Sampling from large populations
Two-stage sampling is a sampling scheme that is related to cluster sampling, but is of most use for large populations when the individuals are very widely separated in some sense. For example, many polls are conducted to obtain national information about voting intentions or consumer purchases, and there is a high cost associated with travelling between different regions.
In two-stage sampling, the population is separated into groups of adjacent individuals called primary sampling units. These primary sampling units are typically large — for example a country might be split into 20 or more regions. A small number of these are selected according to some sampling scheme, then individuals are sub-sampled within each selected primary unit.
Costs are reduced by limiting sampling to a small number of primary units. For example, if individuals are only sampled from within say 5 regions, travelling and accommodation costs will be considerably reduced.
The diagram below is a small-scale illustration of two-stage sampling of 16 values from a population of 128 individuals.
Click Take sample to select all 16 primary sampling units and a sample of size 1 from each. This is identical to a stratified random sample.
Change the control Primary units sampled to 2 primary units. Click Take sample to randomly select two of the primary units, with all individuals in each unit being sampled. Since complete primary units are sampled, this extreme is identical to cluster sampling.
Finally, change the control to select either 4 or 8 primary units. Taking a sample now involves a random selection of primary units, followed by a random selection of individuals within each. Typically there are large numbers of individuals and primary units so random sampling is needed for both primary units and individuals within them.
Cost and accuracy (advanced)
In the example above, there was a considerable cost involved with travel between the primary units, so the total cost is reduced when fewer primary units are sampled. Unfortunately, the accuracy of the resulting estimate is usually lower in this situation.
The number of primary units to sample is therefore a trade-off between accuracy and cost. The details are beyond the scope of CAST.

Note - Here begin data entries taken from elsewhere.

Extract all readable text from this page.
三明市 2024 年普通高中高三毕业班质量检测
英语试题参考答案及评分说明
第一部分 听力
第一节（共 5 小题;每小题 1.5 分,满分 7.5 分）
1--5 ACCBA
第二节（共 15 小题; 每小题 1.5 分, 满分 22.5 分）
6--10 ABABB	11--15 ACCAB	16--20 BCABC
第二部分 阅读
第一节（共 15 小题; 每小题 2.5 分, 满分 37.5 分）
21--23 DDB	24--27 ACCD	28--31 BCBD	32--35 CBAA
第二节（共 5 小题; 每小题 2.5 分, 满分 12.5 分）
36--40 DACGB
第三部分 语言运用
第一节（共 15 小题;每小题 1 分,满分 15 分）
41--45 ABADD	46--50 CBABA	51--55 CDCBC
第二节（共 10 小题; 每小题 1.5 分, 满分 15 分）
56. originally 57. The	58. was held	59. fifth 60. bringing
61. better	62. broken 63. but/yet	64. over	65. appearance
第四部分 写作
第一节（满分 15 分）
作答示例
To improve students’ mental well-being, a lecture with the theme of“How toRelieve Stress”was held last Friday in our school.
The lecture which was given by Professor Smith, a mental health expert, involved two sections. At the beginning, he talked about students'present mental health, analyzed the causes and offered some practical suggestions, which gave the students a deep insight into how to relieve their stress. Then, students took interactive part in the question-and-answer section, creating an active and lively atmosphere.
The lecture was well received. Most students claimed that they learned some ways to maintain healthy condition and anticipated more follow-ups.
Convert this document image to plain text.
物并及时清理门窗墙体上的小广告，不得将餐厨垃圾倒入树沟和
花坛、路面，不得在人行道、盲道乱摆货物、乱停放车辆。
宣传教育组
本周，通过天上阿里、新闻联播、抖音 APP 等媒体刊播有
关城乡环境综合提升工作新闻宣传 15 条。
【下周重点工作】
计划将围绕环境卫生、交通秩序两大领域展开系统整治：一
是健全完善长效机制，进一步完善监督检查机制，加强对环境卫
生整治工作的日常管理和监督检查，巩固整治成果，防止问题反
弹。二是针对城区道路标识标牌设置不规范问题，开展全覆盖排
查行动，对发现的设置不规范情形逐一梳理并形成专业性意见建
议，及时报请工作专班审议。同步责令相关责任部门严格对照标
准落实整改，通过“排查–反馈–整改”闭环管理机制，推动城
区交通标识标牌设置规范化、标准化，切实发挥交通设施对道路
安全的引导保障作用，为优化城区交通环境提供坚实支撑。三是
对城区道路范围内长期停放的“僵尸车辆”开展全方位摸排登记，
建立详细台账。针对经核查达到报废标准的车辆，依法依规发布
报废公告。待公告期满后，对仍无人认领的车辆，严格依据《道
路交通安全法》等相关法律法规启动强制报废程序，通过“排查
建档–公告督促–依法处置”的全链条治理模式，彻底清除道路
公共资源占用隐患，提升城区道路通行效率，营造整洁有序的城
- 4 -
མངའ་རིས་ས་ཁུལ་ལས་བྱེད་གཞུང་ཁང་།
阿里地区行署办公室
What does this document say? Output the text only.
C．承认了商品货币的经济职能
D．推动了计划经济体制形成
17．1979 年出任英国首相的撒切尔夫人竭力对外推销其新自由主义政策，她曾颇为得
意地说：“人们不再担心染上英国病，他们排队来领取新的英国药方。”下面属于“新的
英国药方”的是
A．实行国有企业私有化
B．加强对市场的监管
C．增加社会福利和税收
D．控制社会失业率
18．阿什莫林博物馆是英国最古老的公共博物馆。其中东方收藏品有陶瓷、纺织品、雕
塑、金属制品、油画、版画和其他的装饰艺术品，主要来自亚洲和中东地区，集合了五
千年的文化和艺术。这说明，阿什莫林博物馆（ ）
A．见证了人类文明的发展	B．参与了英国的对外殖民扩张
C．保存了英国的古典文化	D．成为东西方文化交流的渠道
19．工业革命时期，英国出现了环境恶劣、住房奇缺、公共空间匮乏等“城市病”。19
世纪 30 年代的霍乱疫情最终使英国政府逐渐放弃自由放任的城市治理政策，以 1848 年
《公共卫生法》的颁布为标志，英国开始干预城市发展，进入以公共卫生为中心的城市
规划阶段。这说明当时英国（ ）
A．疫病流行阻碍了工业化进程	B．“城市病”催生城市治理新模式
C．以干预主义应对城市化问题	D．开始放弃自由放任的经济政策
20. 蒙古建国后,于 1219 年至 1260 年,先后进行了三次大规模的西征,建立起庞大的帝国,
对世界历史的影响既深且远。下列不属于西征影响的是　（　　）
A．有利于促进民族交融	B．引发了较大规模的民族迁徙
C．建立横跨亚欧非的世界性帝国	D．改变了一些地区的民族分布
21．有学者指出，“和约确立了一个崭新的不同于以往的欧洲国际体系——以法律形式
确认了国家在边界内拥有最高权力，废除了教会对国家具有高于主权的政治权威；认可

In the diagram below, the vertical bands separate 16 primary units, each of which contains 8 individuals whose values are shown in a jittered dot plot.
Initially, all primary units are similar — their means are nearly the same. Click Take sample several times to observe the sampling distribution of the mean (in the pink band to the right of the population dot plots). When the number of primary units sampled is changed, the distribution of the mean remains the same. The most cost-effective sampling scheme is therefore to sample the smallest number of primary units possible.
Change the slider at the bottom to half-way between Similar and Different. Now some primary units are fairly consistently higher than others. Observe that reducing the number of primary units sampled now has a much greater effect on the standard deviation (and hence accuracy) of the mean.
As with cluster and stratified sampling, formulae for the standard deviation of the resulting estimates are beyond the scope of an introductory course.